January CPI showed a 1.9% decrease in the price of used cars, which we can infer is the stale used car prices still coming through. As measured by CPI, retail used car prices are due to rise in the coming months, possibly by a lot. As a ballpark figure, used cars are about 4% of core CPI, so a 2% increase in used car prices would swing core CPI by about 16 bps for the month. Core CPI came in at 0.4% for January (4.9% annualized), which was already pretty hot, so this could crank it up to 0.6% (7.4% annualized). One or more months of 0.6% monthly core CPI prints would tell the Fed that they’re again behind the curve, and force them to raise rates even higher than thought.

Only three weeks ago, the market went all-in betting on a Fed pivot, and Powell folded his cards at the river. Stocks printed their 2023 highs shortly after. Now, with the stock market setting up another showdown with the Fed, the odds are increasing that they’ll get caught bluffing. The market has more or less continuously lost to the Fed since the first hike in March 2022, with each low being lower than the last.
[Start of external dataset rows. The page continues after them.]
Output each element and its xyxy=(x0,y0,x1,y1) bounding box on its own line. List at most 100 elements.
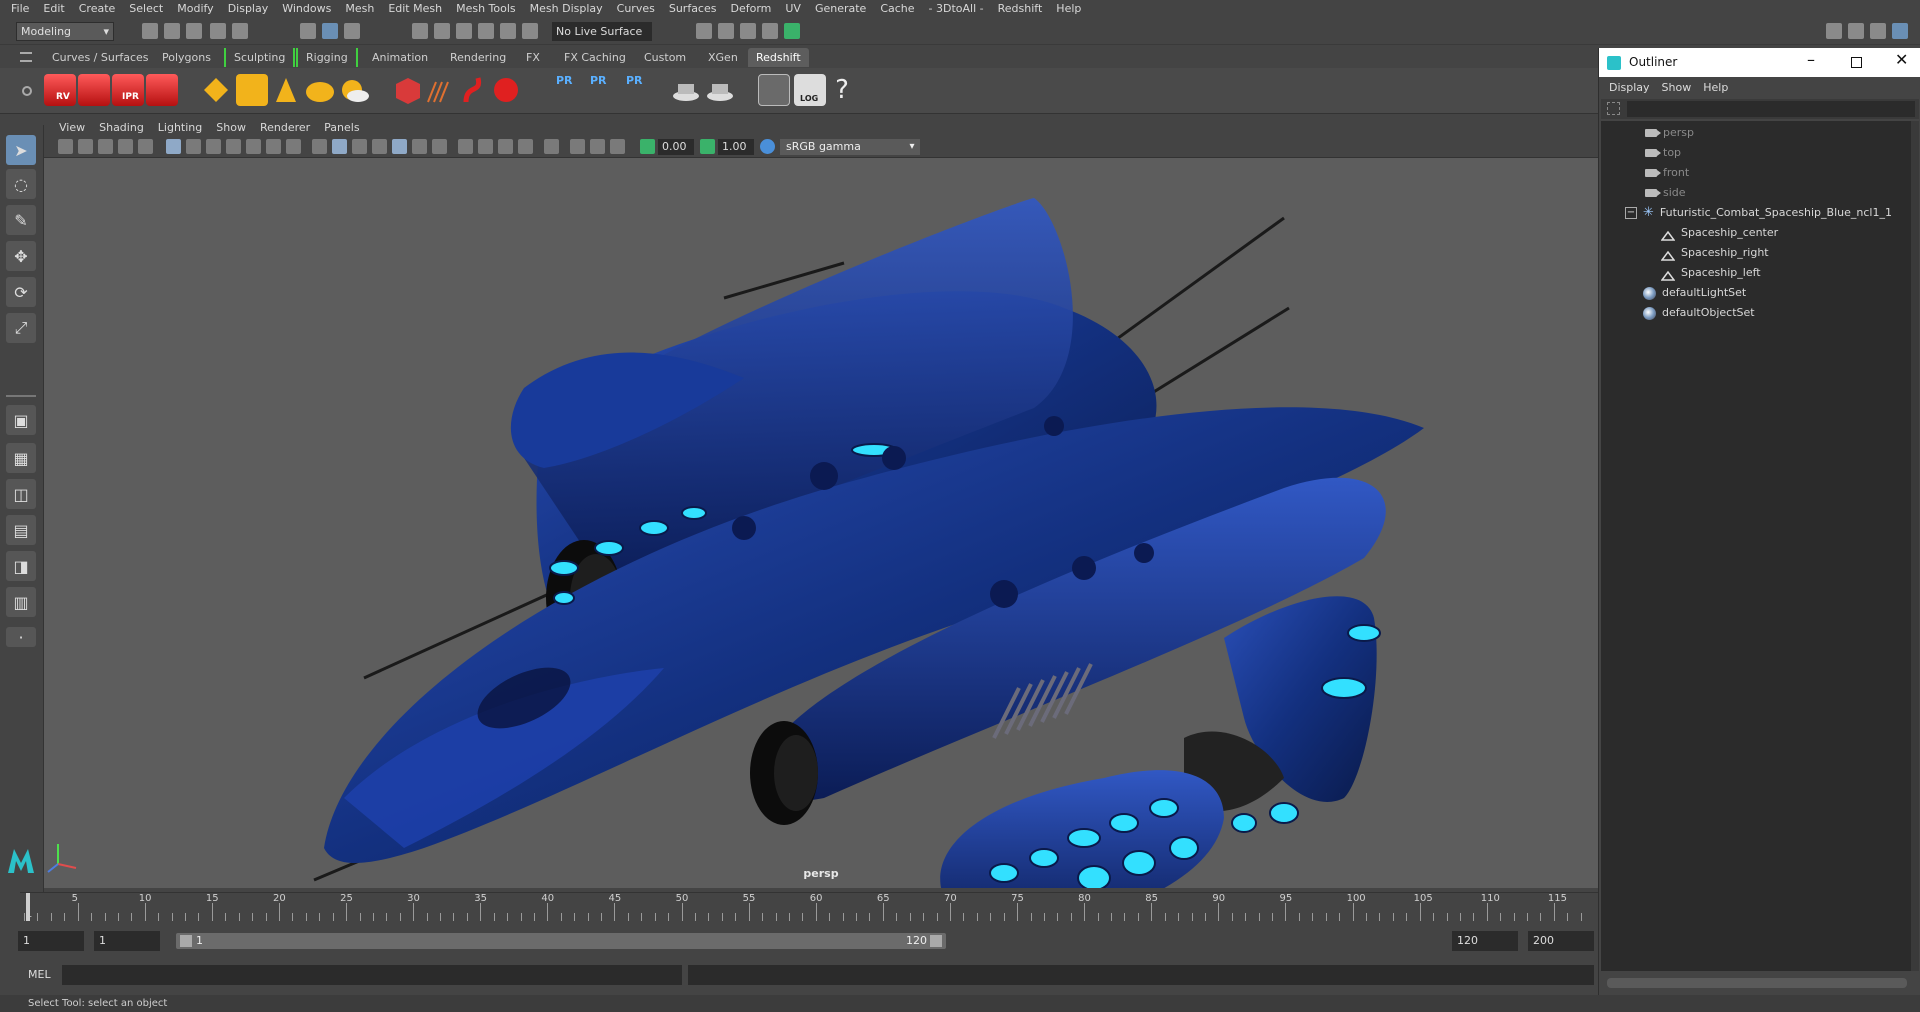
exposure-toggle-icon[interactable] xyxy=(640,139,655,154)
redshift-ipr-icon[interactable]: IPR xyxy=(112,74,144,106)
save-scene-icon[interactable] xyxy=(186,23,202,39)
snap-surface-icon[interactable] xyxy=(500,23,516,39)
outliner-title-bar[interactable]: Outliner – ✕ xyxy=(1599,48,1920,77)
maximize-icon[interactable] xyxy=(1851,57,1862,68)
menu-redshift[interactable]: Redshift xyxy=(991,2,1050,15)
redshift-help-icon[interactable]: ? xyxy=(826,74,858,106)
outliner-item-spaceship-right[interactable]: Spaceship_right xyxy=(1601,243,1909,263)
persp-graph-layout-icon[interactable]: ▤ xyxy=(6,515,36,545)
menu-mesh-display[interactable]: Mesh Display xyxy=(523,2,610,15)
redshift-light-icon[interactable] xyxy=(200,74,232,106)
open-scene-icon[interactable] xyxy=(164,23,180,39)
menu-uv[interactable]: UV xyxy=(778,2,808,15)
gamma-field[interactable]: 1.00 xyxy=(718,139,754,155)
menu-edit[interactable]: Edit xyxy=(36,2,71,15)
wireframe-icon[interactable] xyxy=(312,139,327,154)
tool-settings-icon[interactable] xyxy=(1870,23,1886,39)
playback-start-field[interactable]: 1 xyxy=(94,931,160,951)
paint-select-tool-icon[interactable]: ✎ xyxy=(6,205,36,235)
snap-vertex-icon[interactable] xyxy=(522,23,538,39)
outliner-horizontal-scrollbar[interactable] xyxy=(1607,978,1907,988)
xray-icon[interactable] xyxy=(570,139,585,154)
menu-edit-mesh[interactable]: Edit Mesh xyxy=(381,2,449,15)
redshift-pr-convert-icon[interactable]: PR xyxy=(620,74,652,106)
live-surface-field[interactable]: No Live Surface xyxy=(552,22,652,41)
tab-custom[interactable]: Custom xyxy=(636,48,694,67)
view-transform-select[interactable]: sRGB gamma xyxy=(780,139,920,155)
hypershade-icon[interactable] xyxy=(784,23,800,39)
snap-grid-icon[interactable] xyxy=(412,23,428,39)
outliner-menu-display[interactable]: Display xyxy=(1605,81,1658,94)
outliner-item-default-object-set[interactable]: defaultObjectSet xyxy=(1601,303,1909,323)
menu-generate[interactable]: Generate xyxy=(808,2,873,15)
grid-toggle-icon[interactable] xyxy=(166,139,181,154)
redshift-sun-sky-icon[interactable] xyxy=(338,74,370,106)
use-all-lights-icon[interactable] xyxy=(412,139,427,154)
outliner-item-front[interactable]: front xyxy=(1601,163,1909,183)
tab-rendering[interactable]: Rendering xyxy=(442,48,514,67)
film-gate-icon[interactable] xyxy=(186,139,201,154)
safe-action-icon[interactable] xyxy=(266,139,281,154)
camera-bookmark-icon[interactable] xyxy=(78,139,93,154)
current-time-indicator[interactable] xyxy=(26,893,30,921)
select-object-icon[interactable] xyxy=(322,23,338,39)
xray-joints-icon[interactable] xyxy=(610,139,625,154)
shelf-menu-icon[interactable] xyxy=(20,52,32,62)
persp-outliner-layout-icon[interactable]: ◨ xyxy=(6,551,36,581)
outliner-search-input[interactable] xyxy=(1627,101,1915,117)
outliner-item-spaceship-center[interactable]: Spaceship_center xyxy=(1601,223,1909,243)
spaceship-model[interactable] xyxy=(44,158,1598,888)
menu-deform[interactable]: Deform xyxy=(723,2,778,15)
command-input[interactable] xyxy=(62,965,682,985)
menu-mesh[interactable]: Mesh xyxy=(338,2,381,15)
motion-blur-icon[interactable] xyxy=(478,139,493,154)
rotate-tool-icon[interactable]: ⟳ xyxy=(6,277,36,307)
animation-start-field[interactable]: 1 xyxy=(18,931,84,951)
menu-windows[interactable]: Windows xyxy=(275,2,338,15)
redshift-render-view-icon[interactable]: RV xyxy=(44,74,76,106)
redshift-shader-ball-icon[interactable] xyxy=(490,74,522,106)
outliner-item-persp[interactable]: persp xyxy=(1601,123,1909,143)
smooth-shade-icon[interactable] xyxy=(332,139,347,154)
menu-curves[interactable]: Curves xyxy=(610,2,662,15)
minimize-icon[interactable]: – xyxy=(1807,50,1815,69)
shelf-settings-icon[interactable] xyxy=(22,86,32,96)
panel-menu-shading[interactable]: Shading xyxy=(92,121,151,134)
menu-mesh-tools[interactable]: Mesh Tools xyxy=(449,2,523,15)
gamma-toggle-icon[interactable] xyxy=(700,139,715,154)
menu-surfaces[interactable]: Surfaces xyxy=(662,2,724,15)
undo-icon[interactable] xyxy=(210,23,226,39)
menu-file[interactable]: File xyxy=(4,2,36,15)
default-material-icon[interactable] xyxy=(352,139,367,154)
redshift-script-icon[interactable] xyxy=(758,74,790,106)
time-slider[interactable]: 1510152025303540455055606570758085909510… xyxy=(20,892,1598,922)
field-chart-icon[interactable] xyxy=(246,139,261,154)
single-view-layout-icon[interactable]: ▣ xyxy=(6,405,36,435)
redshift-proxy-icon[interactable] xyxy=(392,74,424,106)
image-plane-icon[interactable] xyxy=(98,139,113,154)
scale-tool-icon[interactable]: ⤢ xyxy=(6,313,36,343)
menu-cache[interactable]: Cache xyxy=(873,2,921,15)
textured-icon[interactable] xyxy=(392,139,407,154)
redshift-log-icon[interactable]: LOG xyxy=(794,74,826,106)
depth-of-field-icon[interactable] xyxy=(518,139,533,154)
panel-menu-view[interactable]: View xyxy=(52,121,92,134)
attribute-editor-icon[interactable] xyxy=(1848,23,1864,39)
camera-attributes-icon[interactable] xyxy=(58,139,73,154)
outliner-item-default-light-set[interactable]: defaultLightSet xyxy=(1601,283,1909,303)
redshift-bake-icon[interactable] xyxy=(670,74,702,106)
tab-polygons[interactable]: Polygons xyxy=(154,48,219,67)
ipr-render-icon[interactable] xyxy=(740,23,756,39)
move-tool-icon[interactable]: ✥ xyxy=(6,241,36,271)
redshift-hair-icon[interactable] xyxy=(458,74,490,106)
gate-mask-icon[interactable] xyxy=(226,139,241,154)
tab-sculpting[interactable]: Sculpting xyxy=(224,48,296,67)
isolate-select-icon[interactable] xyxy=(544,139,559,154)
redshift-pr-object-icon[interactable]: PR xyxy=(550,74,582,106)
filter-icon[interactable] xyxy=(1607,102,1620,115)
safe-title-icon[interactable] xyxy=(286,139,301,154)
panel-menu-panels[interactable]: Panels xyxy=(317,121,366,134)
redshift-settings-icon[interactable] xyxy=(146,74,178,106)
two-d-pan-zoom-icon[interactable] xyxy=(118,139,133,154)
layout-menu-icon[interactable]: · xyxy=(6,627,36,647)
This time around, however, the bond market is unwilling to challenge the Fed, with 10-year Treasury rates up about 50 bps since the previous meeting, and the dollar stronger. The stock market is going this one alone.

A recent Seeking Alpha piece by Mott Capital shows that the Fed funds market is also starting to price in reality (“starting” being the key word here). And of course, there is certainly the potential for Fed minutes this week to tell a more hawkish story than bulls would like to hear. With stocks trading near peak multiples and still priced for a rosy return to low rates and low inflation, another February CPI upside surprise could set the stage for one or more 50 bps hikes in the Fed funds rate–on the way to rates of 6% or higher in short order. Retail stock traders aren’t getting the message, and are pouring record amounts of money into meme stocks. But if the Fed wants to crack down and stop consumers from spending money they don’t have, they’re well equipped to do so. That might mean the risk of taking cash rates to near 7% and mortgages to near 9% to shut down consumers who insist on spending at unsustainable levels. If this comes to fruition, investors will rue the day they paid nearly 20x peak earnings for the S&P 500 (SPY).
In the end, like a fall from a high place, the longer there is “no landing,” the harder the eventual landing will be for high multiple stocks and pivot-hungry bulls.